Cyclisme

La défense de José De Cauwer a plaidé, ce mardi, devant le tribunal correctionnel d'Anvers, pour une suspension de la peine. Me Luc Deleu a invoqué qu'il n'y avait pas assez de preuves à l'encontre de l'ancien sélectionneur national et qu'il y a prescription au sujet des faits qui lui sont reprochés. José De Cauwer est jugé pour possession et commerce d'amphétamines. Il aurait aidé l'ancien coureur Ronny Vansweevelt à s'en procurer. Selon Me Deleu, son client n'a jamais participé de manière active au commerce d'amphétamines. La seringue découverte lors d'une perquisition date de 1991 et était périmée en 1993. «Pour être punissable, elle doit contenir des produits actifs, ce qui n'est manifestement pas le cas! explique Me Deleu. Il s'agit d'un produit qui appartient à la pharmacie d'une équipe. Les coureurs ne peuvent l'utiliser que sur prescription.»

L'avocat a souligné que De Cauwer a toujours bénéficié d'une excellente réputation et n'a jamais été condamné. «Dans les médias, le procès est déjà terminé. Les journaux et les télévisions en parlent énormément et mon client en souffre. J'ai l'impression qu'on peut déjà lire le jugement dans le journal...»
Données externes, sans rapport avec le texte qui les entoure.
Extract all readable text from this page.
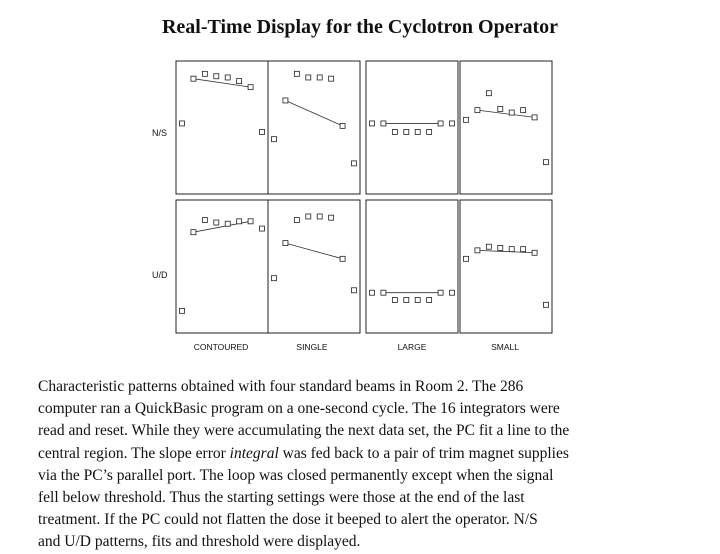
Real-Time Display for the Cyclotron Operator
N/S
U/D
CONTOURED	SINGLE	LARGE	SMALL
Characteristic patterns obtained with four standard beams in Room 2. The 286
computer ran a QuickBasic program on a one-second cycle. The 16 integrators were
read and reset. While they were accumulating the next data set, the PC fit a line to the
central region. The slope error integral was fed back to a pair of trim magnet supplies
via the PC’s parallel port. The loop was closed permanently except when the signal
fell below threshold. Thus the starting settings were those at the end of the last
treatment. If the PC could not flatten the dose it beeped to alert the operator. N/S
and U/D patterns, fits and threshold were displayed.
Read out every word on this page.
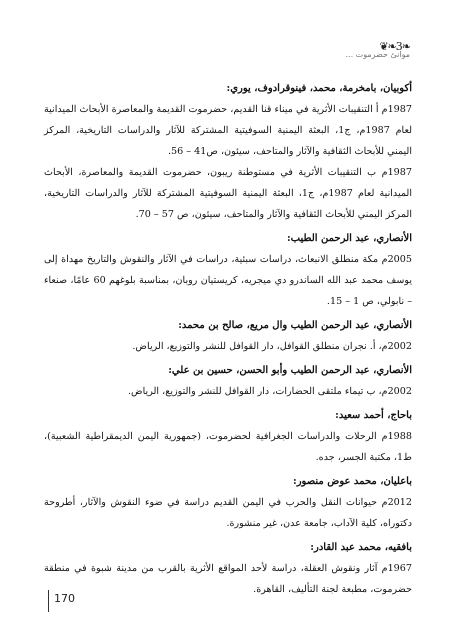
موانئ حضرموت ...
❧3❧❦

أكوبيان، بامخرمة، محمد، فينوقرادوف، يوري:

1987م أ التنقيبات الأثرية في ميناء قنا القديم، حضرموت القديمة والمعاصرة الأبحاث الميدانية لعام 1987م، ج1، البعثة اليمنية السوفيتية المشتركة للآثار والدراسات التاريخية، المركز اليمني للأبحاث الثقافية والآثار والمتاحف، سيئون، ص41 – 56.

1987م ب التنقيبات الأثرية في مستوطنة ريبون، حضرموت القديمة والمعاصرة، الأبحاث الميدانية لعام 1987م، ج1، البعثة اليمنية السوفيتية المشتركة للآثار والدراسات التاريخية، المركز اليمني للأبحاث الثقافية والآثار والمتاحف، سيئون، ص 57 – 70.

الأنصاري، عبد الرحمن الطيب:

2005م مكة منطلق الانبعاث، دراسات سبئية، دراسات في الآثار والنقوش والتاريخ مهداة إلى يوسف محمد عبد الله الساندرو دي ميجريه، كريستيان روبان، بمناسبة بلوغهم 60 عامًا، صنعاء – نابولي، ص 1 – 15.

الأنصاري، عبد الرحمن الطيب وال مريع، صالح بن محمد:

2002م، أ. نجران منطلق القوافل، دار القوافل للنشر والتوزيع، الرياض.

الأنصاري، عبد الرحمن الطيب وأبو الحسن، حسين بن علي:

2002م، ب تيماء ملتقى الحضارات، دار القوافل للنشر والتوزيع، الرياض.

باحاج، أحمد سعيد:

1988م الرحلات والدراسات الجغرافية لحضرموت، (جمهورية اليمن الديمقراطية الشعبية)، ط1، مكتبة الجسر، جده.

باعليان، محمد عوض منصور:

2012م حيوانات النقل والحرب في اليمن القديم دراسة في ضوء النقوش والآثار، أطروحة دكتوراه، كلية الآداب، جامعة عدن، غير منشورة.

بافقيه، محمد عبد القادر:

1967م آثار ونقوش العقلة، دراسة لأحد المواقع الأثرية بالقرب من مدينة شبوة في منطقة حضرموت، مطبعة لجنة التأليف، القاهرة.

170
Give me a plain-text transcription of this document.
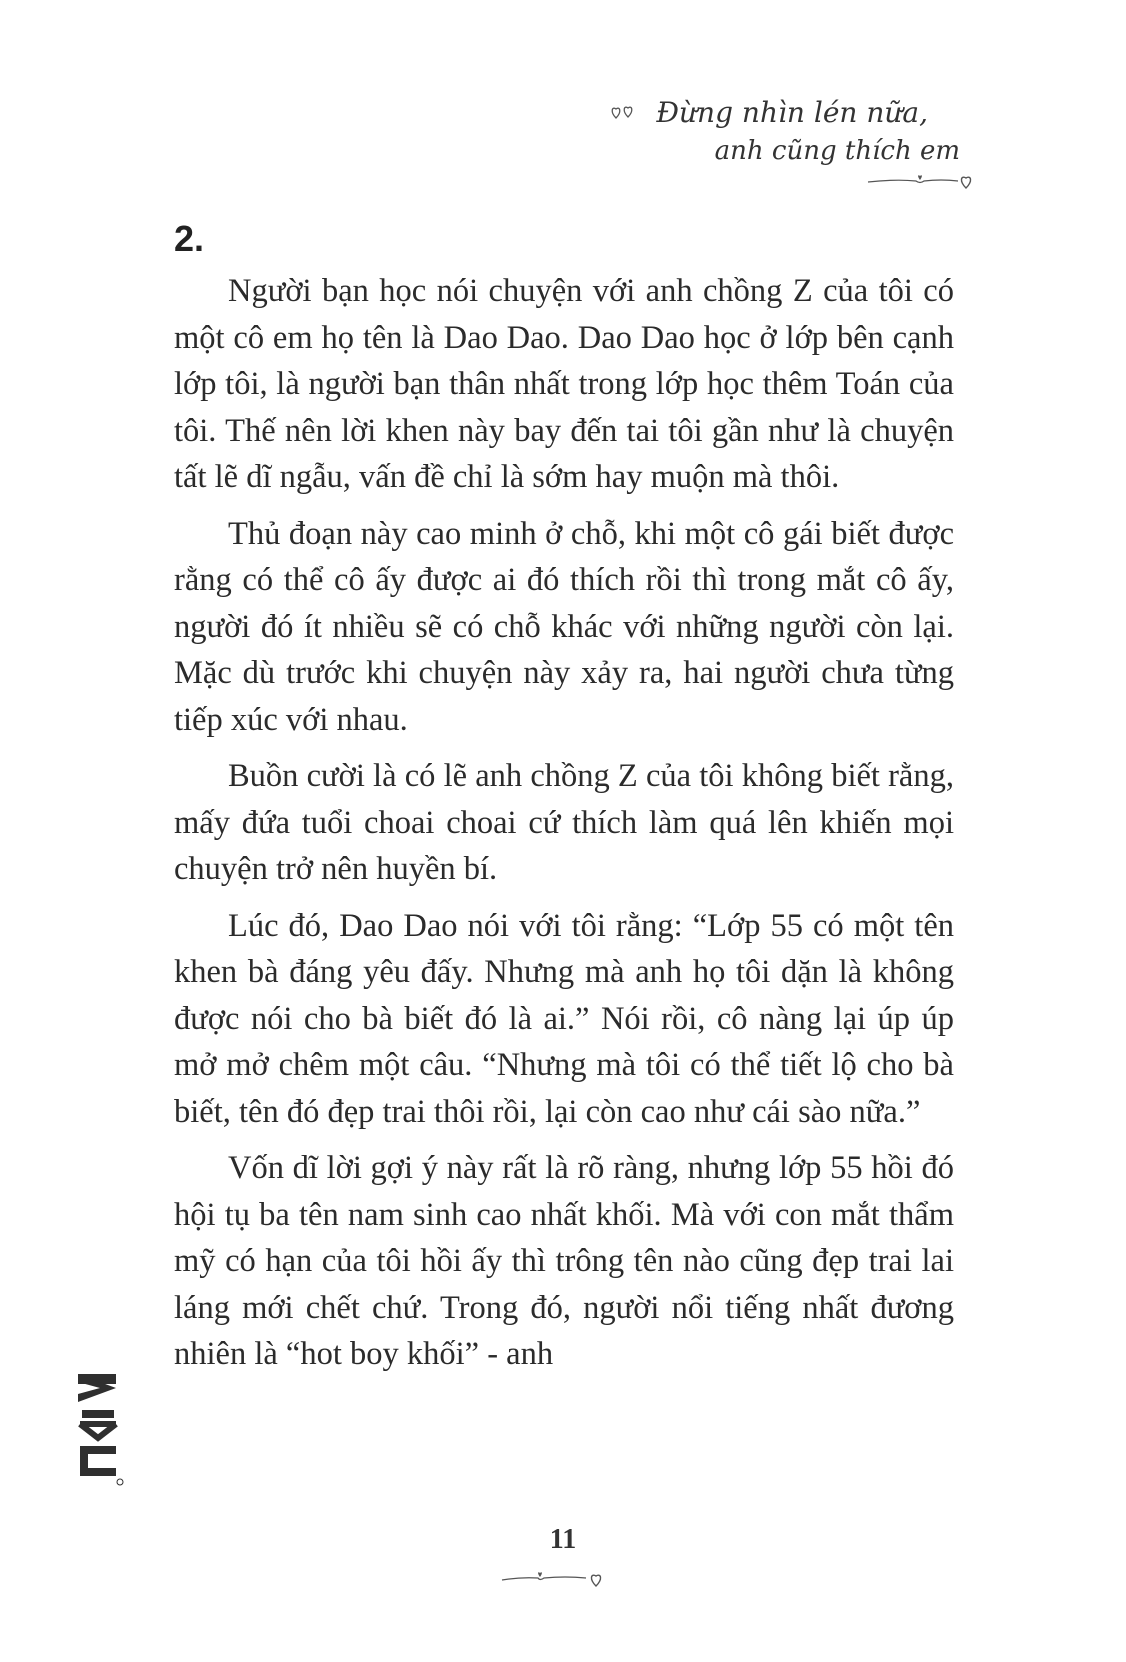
Đừng nhìn lén nữa,
anh cũng thích em
2.

Người bạn học nói chuyện với anh chồng Z của tôi có một cô em họ tên là Dao Dao. Dao Dao học ở lớp bên cạnh lớp tôi, là người bạn thân nhất trong lớp học thêm Toán của tôi. Thế nên lời khen này bay đến tai tôi gần như là chuyện tất lẽ dĩ ngẫu, vấn đề chỉ là sớm hay muộn mà thôi.

Thủ đoạn này cao minh ở chỗ, khi một cô gái biết được rằng có thể cô ấy được ai đó thích rồi thì trong mắt cô ấy, người đó ít nhiều sẽ có chỗ khác với những người còn lại. Mặc dù trước khi chuyện này xảy ra, hai người chưa từng tiếp xúc với nhau.

Buồn cười là có lẽ anh chồng Z của tôi không biết rằng, mấy đứa tuổi choai choai cứ thích làm quá lên khiến mọi chuyện trở nên huyền bí.

Lúc đó, Dao Dao nói với tôi rằng: “Lớp 55 có một tên khen bà đáng yêu đấy. Nhưng mà anh họ tôi dặn là không được nói cho bà biết đó là ai.” Nói rồi, cô nàng lại úp úp mở mở chêm một câu. “Nhưng mà tôi có thể tiết lộ cho bà biết, tên đó đẹp trai thôi rồi, lại còn cao như cái sào nữa.”

Vốn dĩ lời gợi ý này rất là rõ ràng, nhưng lớp 55 hồi đó hội tụ ba tên nam sinh cao nhất khối. Mà với con mắt thẩm mỹ có hạn của tôi hồi ấy thì trông tên nào cũng đẹp trai lai láng mới chết chứ. Trong đó, người nổi tiếng nhất đương nhiên là “hot boy khối” - anh

11
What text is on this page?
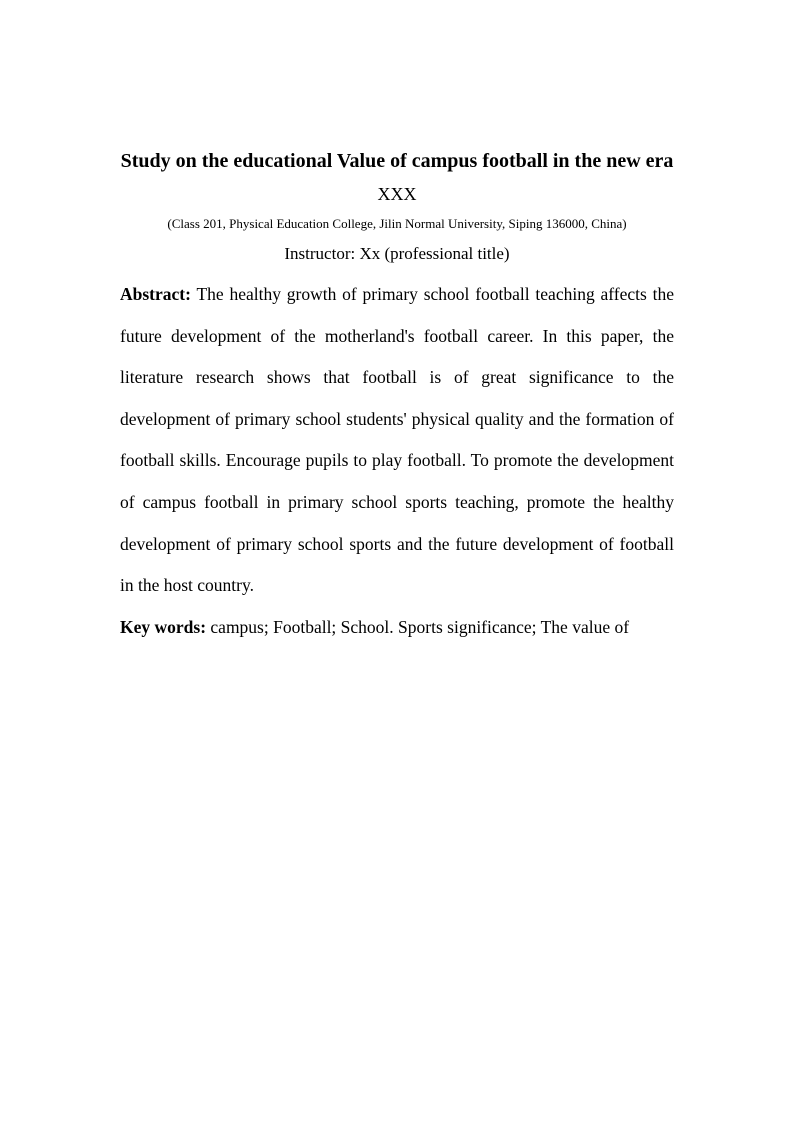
Study on the educational Value of campus football in the new era
XXX
(Class 201, Physical Education College, Jilin Normal University, Siping 136000, China)
Instructor: Xx (professional title)

Abstract: The healthy growth of primary school football teaching affects the future development of the motherland's football career. In this paper, the literature research shows that football is of great significance to the development of primary school students' physical quality and the formation of football skills. Encourage pupils to play football. To promote the development of campus football in primary school sports teaching, promote the healthy development of primary school sports and the future development of football in the host country.

Key words: campus; Football; School. Sports significance; The value of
Le ministère public a requis une peine de prison de trois mois avec sursis et une amende de mille euros. Pour les autres prévenus, le ministère public a requis des peines de trois mois à un an. Il s'agit d'anciens coureurs et de figures du milieu cycliste belge qui dealaient ou étaient dépendants du pot belge, un cocktail de drogues populaire dans le milieu cycliste. Selon le ministère public, les accusés se seraient ravitaillés les uns les autres. Marc Claus est considéré comme le plus important dealer. Il aurait fourni plus de 236 doses. Le procureur a requis un an de prison, dont la moitié avec sursis, et une amende de 5000€.

Sa femme risque également trois mois avec sursis. Quatre autres prévenus (Mathieu Bogaert, Rudolf Busselen, Stephan Van Duyse et Stephan Van Leeuwe) risquent six mois de prison, dont trois avec sursis. Les quatre derniers, dont De Cauwer, risquent trois mois ferme. Le ministère public requiert également des amendes de 1000 à 2000€. La défense des neuf autres accusés a également plaidé pour une suspension des peines. Les avocats ont tenté de démontrer que leurs clients se rendaient compte qu'ils avaient commis une erreur.